You see, one big risk of the fiscal cliff is the expiration of Bush-era tax cuts, which among other things could send dividend income tax rates from 15 per cent to 43.5 per cent.
In anticipation of this, companies are dumping cash on their shareholders so they can take advantage of the current low tax rate.
In a new note, Deutsche Bank retailing analyst Mike Baker outlines 6 characteristics of companies that are likely to announce one of these surprise special dividends.
- A high cash balance
- A decent balance sheet
- A high insider ownership
- A current dividend policy in place
- A high per cent of sales occurring domestically
- A strong year to date stock performance
Baker couldn’t find a company in the retailing sector that fit all six characteristics perfectly. However, he does identify five stocks under his coverage that are most likely to announce something. From his report:
- BBBY has the cash, the balance sheet and the inside ownership.

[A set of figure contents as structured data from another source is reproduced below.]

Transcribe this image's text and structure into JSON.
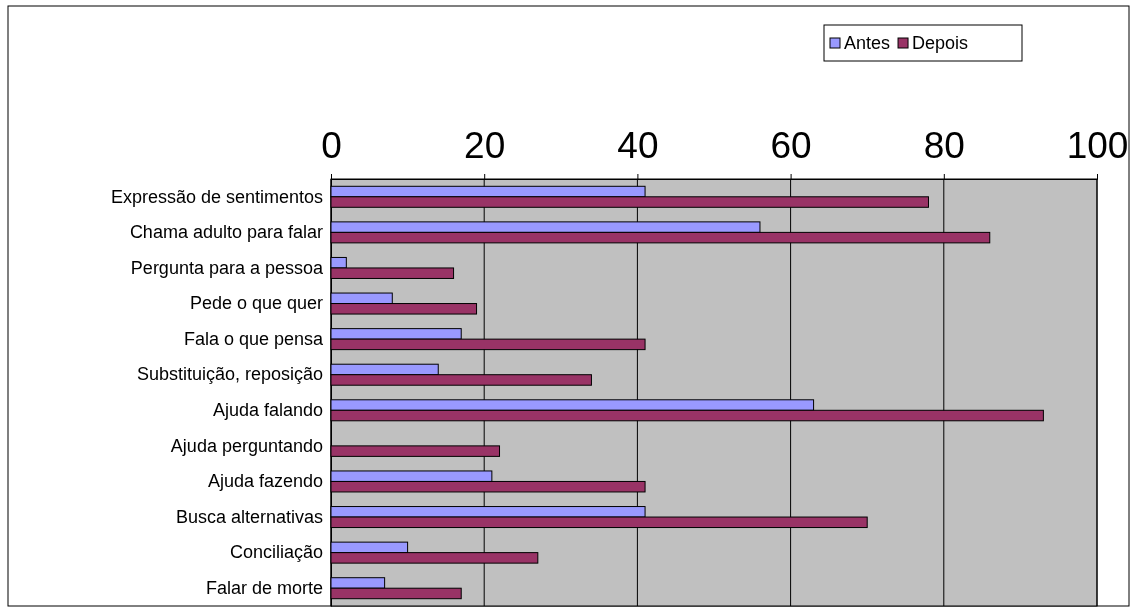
{
  "chart_data": {
    "type": "bar",
    "orientation": "horizontal",
    "categories": [
      "Expressão de sentimentos",
      "Chama adulto para falar",
      "Pergunta para a pessoa",
      "Pede o que quer",
      "Fala o que pensa",
      "Substituição, reposição",
      "Ajuda falando",
      "Ajuda perguntando",
      "Ajuda fazendo",
      "Busca alternativas",
      "Conciliação",
      "Falar de morte"
    ],
    "series": [
      {
        "name": "Antes",
        "color": "#9999ff",
        "values": [
          41,
          56,
          2,
          8,
          17,
          14,
          63,
          0,
          21,
          41,
          10,
          7
        ]
      },
      {
        "name": "Depois",
        "color": "#993366",
        "values": [
          78,
          86,
          16,
          19,
          41,
          34,
          93,
          22,
          41,
          70,
          27,
          17
        ]
      }
    ],
    "xlim": [
      0,
      100
    ],
    "xticks": [
      0,
      20,
      40,
      60,
      80,
      100
    ],
    "grid": "x",
    "legend": "top right"
  }
}
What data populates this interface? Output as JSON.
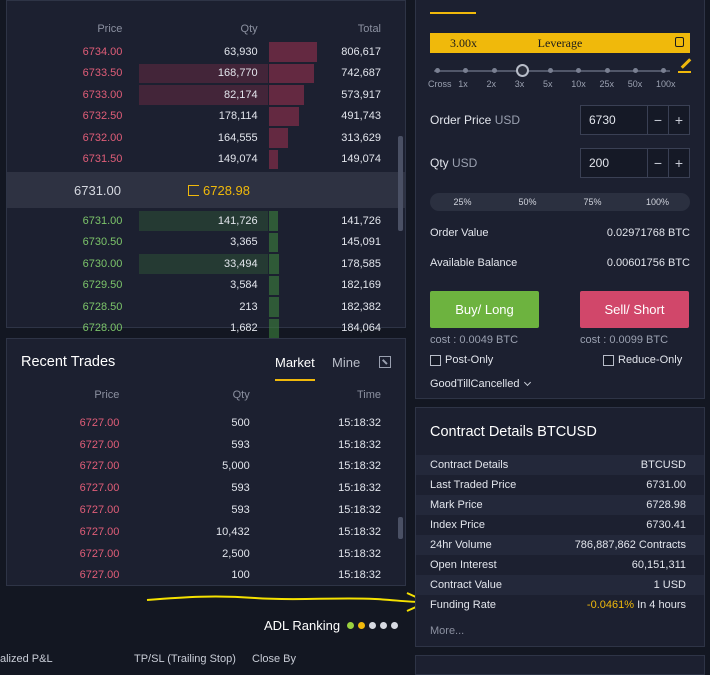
{
  "orderbook": {
    "headers": {
      "price": "Price",
      "qty": "Qty",
      "total": "Total"
    },
    "asks": [
      {
        "price": "6734.00",
        "qty": "63,930",
        "total": "806,617",
        "qty_frac": 0.0,
        "tot_frac": 0.39
      },
      {
        "price": "6733.50",
        "qty": "168,770",
        "total": "742,687",
        "qty_frac": 0.98,
        "tot_frac": 0.36
      },
      {
        "price": "6733.00",
        "qty": "82,174",
        "total": "573,917",
        "qty_frac": 0.98,
        "tot_frac": 0.28
      },
      {
        "price": "6732.50",
        "qty": "178,114",
        "total": "491,743",
        "qty_frac": 0.0,
        "tot_frac": 0.24
      },
      {
        "price": "6732.00",
        "qty": "164,555",
        "total": "313,629",
        "qty_frac": 0.0,
        "tot_frac": 0.15
      },
      {
        "price": "6731.50",
        "qty": "149,074",
        "total": "149,074",
        "qty_frac": 0.0,
        "tot_frac": 0.07
      }
    ],
    "last_price": "6731.00",
    "mark_price": "6728.98",
    "bids": [
      {
        "price": "6731.00",
        "qty": "141,726",
        "total": "141,726",
        "qty_frac": 0.98,
        "tot_frac": 0.07
      },
      {
        "price": "6730.50",
        "qty": "3,365",
        "total": "145,091",
        "qty_frac": 0.0,
        "tot_frac": 0.07
      },
      {
        "price": "6730.00",
        "qty": "33,494",
        "total": "178,585",
        "qty_frac": 0.98,
        "tot_frac": 0.08
      },
      {
        "price": "6729.50",
        "qty": "3,584",
        "total": "182,169",
        "qty_frac": 0.0,
        "tot_frac": 0.08
      },
      {
        "price": "6728.50",
        "qty": "213",
        "total": "182,382",
        "qty_frac": 0.0,
        "tot_frac": 0.08
      },
      {
        "price": "6728.00",
        "qty": "1,682",
        "total": "184,064",
        "qty_frac": 0.0,
        "tot_frac": 0.08
      }
    ]
  },
  "recent_trades": {
    "title": "Recent Trades",
    "tabs": [
      "Market",
      "Mine"
    ],
    "active_tab": "Market",
    "headers": {
      "price": "Price",
      "qty": "Qty",
      "time": "Time"
    },
    "rows": [
      {
        "price": "6727.00",
        "qty": "500",
        "time": "15:18:32"
      },
      {
        "price": "6727.00",
        "qty": "593",
        "time": "15:18:32"
      },
      {
        "price": "6727.00",
        "qty": "5,000",
        "time": "15:18:32"
      },
      {
        "price": "6727.00",
        "qty": "593",
        "time": "15:18:32"
      },
      {
        "price": "6727.00",
        "qty": "593",
        "time": "15:18:32"
      },
      {
        "price": "6727.00",
        "qty": "10,432",
        "time": "15:18:32"
      },
      {
        "price": "6727.00",
        "qty": "2,500",
        "time": "15:18:32"
      },
      {
        "price": "6727.00",
        "qty": "100",
        "time": "15:18:32"
      }
    ]
  },
  "adl": {
    "label": "ADL Ranking",
    "dot_colors": [
      "#9bd13f",
      "#f0b90b",
      "#d7dae2",
      "#d7dae2",
      "#d7dae2"
    ]
  },
  "bottom_tabs": {
    "pnl": "alized P&L",
    "tpsl": "TP/SL (Trailing Stop)",
    "close_by": "Close By"
  },
  "order_form": {
    "leverage_value": "3.00x",
    "leverage_label": "Leverage",
    "leverage_options": [
      "Cross",
      "1x",
      "2x",
      "3x",
      "5x",
      "10x",
      "25x",
      "50x",
      "100x"
    ],
    "selected_leverage": "3x",
    "order_price_label": "Order Price",
    "order_price_unit": "USD",
    "order_price_value": "6730",
    "qty_label": "Qty",
    "qty_unit": "USD",
    "qty_value": "200",
    "percent_options": [
      "25%",
      "50%",
      "75%",
      "100%"
    ],
    "order_value_label": "Order Value",
    "order_value": "0.02971768 BTC",
    "available_balance_label": "Available Balance",
    "available_balance": "0.00601756 BTC",
    "buy_label": "Buy/ Long",
    "sell_label": "Sell/ Short",
    "buy_cost": "cost : 0.0049 BTC",
    "sell_cost": "cost : 0.0099 BTC",
    "post_only": "Post-Only",
    "reduce_only": "Reduce-Only",
    "time_in_force": "GoodTillCancelled",
    "minus": "−",
    "plus": "+"
  },
  "contract": {
    "title": "Contract Details BTCUSD",
    "rows": [
      {
        "label": "Contract Details",
        "value": "BTCUSD"
      },
      {
        "label": "Last Traded Price",
        "value": "6731.00"
      },
      {
        "label": "Mark Price",
        "value": "6728.98"
      },
      {
        "label": "Index Price",
        "value": "6730.41"
      },
      {
        "label": "24hr Volume",
        "value": "786,887,862 Contracts"
      },
      {
        "label": "Open Interest",
        "value": "60,151,311"
      },
      {
        "label": "Contract Value",
        "value": "1 USD"
      }
    ],
    "funding_label": "Funding Rate",
    "funding_rate": "-0.0461%",
    "funding_time": "In 4 hours",
    "more": "More..."
  },
  "colors": {
    "accent": "#f0b90b",
    "buy": "#6db33f",
    "sell": "#d1476a",
    "ask": "#e05d78",
    "bid": "#7cc46a"
  }
}
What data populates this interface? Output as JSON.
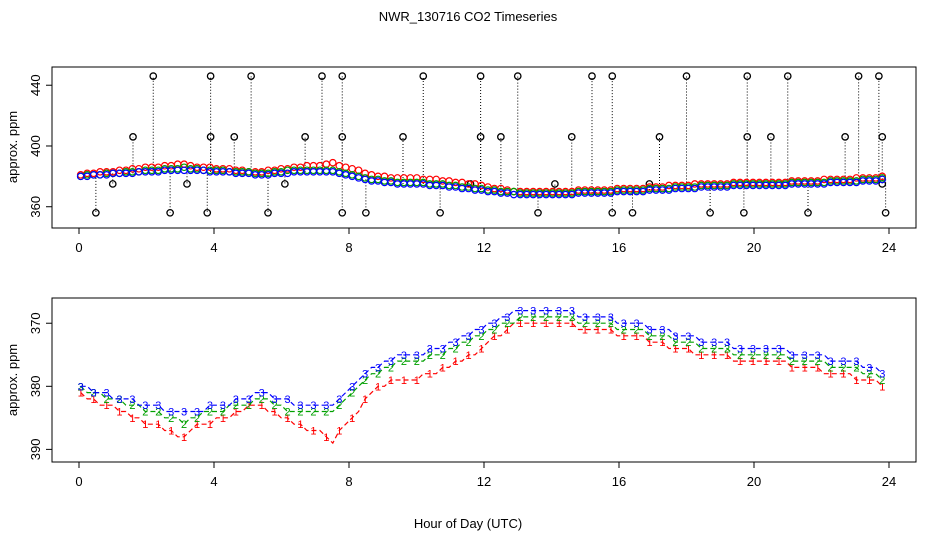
{
  "chart_data": [
    {
      "type": "scatter",
      "panel": "top",
      "title": "NWR_130716  CO2 Timeseries",
      "xlabel": "",
      "ylabel": "approx. ppm",
      "xlim": [
        -0.8,
        24.8
      ],
      "ylim": [
        346,
        452
      ],
      "xticks": [
        "0",
        "4",
        "8",
        "12",
        "16",
        "20",
        "24"
      ],
      "yticks": [
        "360",
        "400",
        "440"
      ],
      "grid": false,
      "legend": "none",
      "series": [
        {
          "name": "red",
          "color": "#ff0000",
          "values": [
            381,
            382,
            382,
            383,
            383,
            383,
            384,
            384,
            385,
            385,
            386,
            386,
            386,
            387,
            387,
            388,
            388,
            387,
            386,
            386,
            386,
            385,
            385,
            385,
            384,
            384,
            383,
            383,
            383,
            384,
            384,
            385,
            385,
            386,
            386,
            387,
            387,
            387,
            388,
            389,
            387,
            386,
            385,
            384,
            382,
            381,
            380,
            380,
            379,
            379,
            379,
            379,
            379,
            378,
            378,
            378,
            377,
            377,
            376,
            376,
            375,
            375,
            374,
            373,
            372,
            372,
            371,
            370,
            370,
            370,
            370,
            370,
            370,
            370,
            370,
            370,
            370,
            371,
            371,
            371,
            371,
            371,
            371,
            372,
            372,
            372,
            372,
            372,
            373,
            373,
            373,
            374,
            374,
            374,
            374,
            375,
            375,
            375,
            375,
            375,
            375,
            376,
            376,
            376,
            376,
            376,
            376,
            376,
            376,
            376,
            377,
            377,
            377,
            377,
            377,
            378,
            378,
            378,
            378,
            378,
            379,
            379,
            379,
            379,
            380
          ]
        },
        {
          "name": "green",
          "color": "#00a000",
          "values": [
            380,
            381,
            381,
            381,
            382,
            382,
            382,
            383,
            383,
            383,
            384,
            384,
            384,
            385,
            385,
            385,
            386,
            385,
            385,
            384,
            384,
            384,
            384,
            383,
            383,
            383,
            383,
            382,
            382,
            382,
            383,
            383,
            384,
            384,
            384,
            384,
            384,
            384,
            384,
            384,
            383,
            382,
            381,
            380,
            379,
            378,
            378,
            377,
            377,
            376,
            376,
            376,
            376,
            376,
            375,
            375,
            375,
            374,
            374,
            373,
            373,
            372,
            372,
            371,
            371,
            370,
            370,
            370,
            369,
            369,
            369,
            369,
            369,
            369,
            369,
            369,
            369,
            370,
            370,
            370,
            370,
            370,
            370,
            371,
            371,
            371,
            371,
            371,
            372,
            372,
            372,
            372,
            373,
            373,
            373,
            373,
            374,
            374,
            374,
            374,
            374,
            375,
            375,
            375,
            375,
            375,
            375,
            375,
            375,
            375,
            376,
            376,
            376,
            376,
            376,
            376,
            377,
            377,
            377,
            377,
            377,
            378,
            378,
            378,
            379
          ]
        },
        {
          "name": "blue",
          "color": "#0000ff",
          "values": [
            380,
            380,
            381,
            381,
            381,
            382,
            382,
            382,
            382,
            383,
            383,
            383,
            383,
            384,
            384,
            384,
            384,
            384,
            384,
            384,
            383,
            383,
            383,
            383,
            382,
            382,
            382,
            381,
            381,
            381,
            382,
            382,
            382,
            383,
            383,
            383,
            383,
            383,
            383,
            383,
            382,
            381,
            380,
            379,
            378,
            377,
            377,
            376,
            376,
            375,
            375,
            375,
            375,
            375,
            374,
            374,
            374,
            373,
            373,
            372,
            372,
            371,
            371,
            370,
            370,
            369,
            369,
            368,
            368,
            368,
            368,
            368,
            368,
            368,
            368,
            368,
            368,
            369,
            369,
            369,
            369,
            369,
            369,
            370,
            370,
            370,
            370,
            370,
            371,
            371,
            371,
            371,
            372,
            372,
            372,
            372,
            373,
            373,
            373,
            373,
            373,
            374,
            374,
            374,
            374,
            374,
            374,
            374,
            374,
            374,
            375,
            375,
            375,
            375,
            375,
            375,
            376,
            376,
            376,
            376,
            376,
            377,
            377,
            377,
            378
          ]
        },
        {
          "name": "spikes",
          "color": "#000000",
          "points": [
            [
              0.5,
              356
            ],
            [
              1.0,
              375
            ],
            [
              1.6,
              406
            ],
            [
              2.2,
              446
            ],
            [
              2.7,
              356
            ],
            [
              3.2,
              375
            ],
            [
              3.8,
              356
            ],
            [
              3.9,
              406
            ],
            [
              3.9,
              446
            ],
            [
              4.6,
              406
            ],
            [
              5.1,
              446
            ],
            [
              5.6,
              356
            ],
            [
              6.1,
              375
            ],
            [
              6.7,
              406
            ],
            [
              7.2,
              446
            ],
            [
              7.8,
              356
            ],
            [
              7.8,
              446
            ],
            [
              7.8,
              406
            ],
            [
              8.5,
              356
            ],
            [
              9.6,
              406
            ],
            [
              10.2,
              446
            ],
            [
              10.7,
              356
            ],
            [
              11.6,
              375
            ],
            [
              11.9,
              406
            ],
            [
              11.9,
              446
            ],
            [
              12.5,
              406
            ],
            [
              13.0,
              446
            ],
            [
              13.6,
              356
            ],
            [
              14.1,
              375
            ],
            [
              14.6,
              406
            ],
            [
              15.2,
              446
            ],
            [
              15.8,
              356
            ],
            [
              15.8,
              446
            ],
            [
              16.4,
              356
            ],
            [
              16.9,
              375
            ],
            [
              17.2,
              406
            ],
            [
              18.0,
              446
            ],
            [
              18.7,
              356
            ],
            [
              19.7,
              356
            ],
            [
              19.8,
              406
            ],
            [
              19.8,
              446
            ],
            [
              20.5,
              406
            ],
            [
              21.0,
              446
            ],
            [
              21.6,
              356
            ],
            [
              22.7,
              406
            ],
            [
              23.1,
              446
            ],
            [
              23.7,
              446
            ],
            [
              23.8,
              406
            ],
            [
              23.8,
              375
            ],
            [
              23.9,
              356
            ]
          ]
        }
      ]
    },
    {
      "type": "line",
      "panel": "bottom",
      "title": "",
      "xlabel": "Hour of Day (UTC)",
      "ylabel": "approx. ppm",
      "xlim": [
        -0.8,
        24.8
      ],
      "ylim": [
        366,
        392
      ],
      "yaxis_inverted": true,
      "xticks": [
        "0",
        "4",
        "8",
        "12",
        "16",
        "20",
        "24"
      ],
      "yticks": [
        "390",
        "380",
        "370"
      ],
      "grid": false,
      "legend": "none",
      "series": [
        {
          "name": "1",
          "symbol": "1",
          "color": "#ff0000",
          "values": [
            381,
            382,
            382,
            383,
            383,
            383,
            384,
            384,
            385,
            385,
            386,
            386,
            386,
            387,
            387,
            388,
            388,
            387,
            386,
            386,
            386,
            385,
            385,
            385,
            384,
            384,
            383,
            383,
            383,
            384,
            384,
            385,
            385,
            386,
            386,
            387,
            387,
            387,
            388,
            389,
            387,
            386,
            385,
            384,
            382,
            381,
            380,
            380,
            379,
            379,
            379,
            379,
            379,
            378,
            378,
            378,
            377,
            377,
            376,
            376,
            375,
            375,
            374,
            373,
            372,
            372,
            371,
            370,
            370,
            370,
            370,
            370,
            370,
            370,
            370,
            370,
            370,
            371,
            371,
            371,
            371,
            371,
            371,
            372,
            372,
            372,
            372,
            372,
            373,
            373,
            373,
            374,
            374,
            374,
            374,
            375,
            375,
            375,
            375,
            375,
            375,
            376,
            376,
            376,
            376,
            376,
            376,
            376,
            376,
            376,
            377,
            377,
            377,
            377,
            377,
            378,
            378,
            378,
            378,
            378,
            379,
            379,
            379,
            379,
            380
          ]
        },
        {
          "name": "2",
          "symbol": "2",
          "color": "#00a000",
          "values": [
            380,
            381,
            381,
            381,
            382,
            382,
            382,
            383,
            383,
            383,
            384,
            384,
            384,
            385,
            385,
            385,
            386,
            385,
            385,
            384,
            384,
            384,
            384,
            383,
            383,
            383,
            383,
            382,
            382,
            382,
            383,
            383,
            384,
            384,
            384,
            384,
            384,
            384,
            384,
            384,
            383,
            382,
            381,
            380,
            379,
            378,
            378,
            377,
            377,
            376,
            376,
            376,
            376,
            376,
            375,
            375,
            375,
            374,
            374,
            373,
            373,
            372,
            372,
            371,
            371,
            370,
            370,
            370,
            369,
            369,
            369,
            369,
            369,
            369,
            369,
            369,
            369,
            370,
            370,
            370,
            370,
            370,
            370,
            371,
            371,
            371,
            371,
            371,
            372,
            372,
            372,
            372,
            373,
            373,
            373,
            373,
            374,
            374,
            374,
            374,
            374,
            375,
            375,
            375,
            375,
            375,
            375,
            375,
            375,
            375,
            376,
            376,
            376,
            376,
            376,
            376,
            377,
            377,
            377,
            377,
            377,
            378,
            378,
            378,
            379
          ]
        },
        {
          "name": "3",
          "symbol": "3",
          "color": "#0000ff",
          "values": [
            380,
            380,
            381,
            381,
            381,
            382,
            382,
            382,
            382,
            383,
            383,
            383,
            383,
            384,
            384,
            384,
            384,
            384,
            384,
            384,
            383,
            383,
            383,
            383,
            382,
            382,
            382,
            381,
            381,
            381,
            382,
            382,
            382,
            383,
            383,
            383,
            383,
            383,
            383,
            383,
            382,
            381,
            380,
            379,
            378,
            377,
            377,
            376,
            376,
            375,
            375,
            375,
            375,
            375,
            374,
            374,
            374,
            373,
            373,
            372,
            372,
            371,
            371,
            370,
            370,
            369,
            369,
            368,
            368,
            368,
            368,
            368,
            368,
            368,
            368,
            368,
            368,
            369,
            369,
            369,
            369,
            369,
            369,
            370,
            370,
            370,
            370,
            370,
            371,
            371,
            371,
            371,
            372,
            372,
            372,
            372,
            373,
            373,
            373,
            373,
            373,
            374,
            374,
            374,
            374,
            374,
            374,
            374,
            374,
            374,
            375,
            375,
            375,
            375,
            375,
            375,
            376,
            376,
            376,
            376,
            376,
            377,
            377,
            377,
            378
          ]
        }
      ]
    }
  ]
}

The stock performance hasn’t been great but that’s arguably the least important of our criteria. The biggest issue is that they don’t currently pay a dividend
- ORLY has the cash, the balance sheet, the inside ownership and the stock performance, but doesn’t currently pay a dividend
- ROST fits on all measures except cash as a per cent of market cap, but is close
- SPLS fits on all accounts except the inside ownership criteria
- WSM fits on all measures except cash as a per cent of market cap, but is close
There’s still no fiscal cliff deal yet, so there’s no guarantee that these particular taxes will go up. Perhaps these companies will wait until the last minute to unload that cash.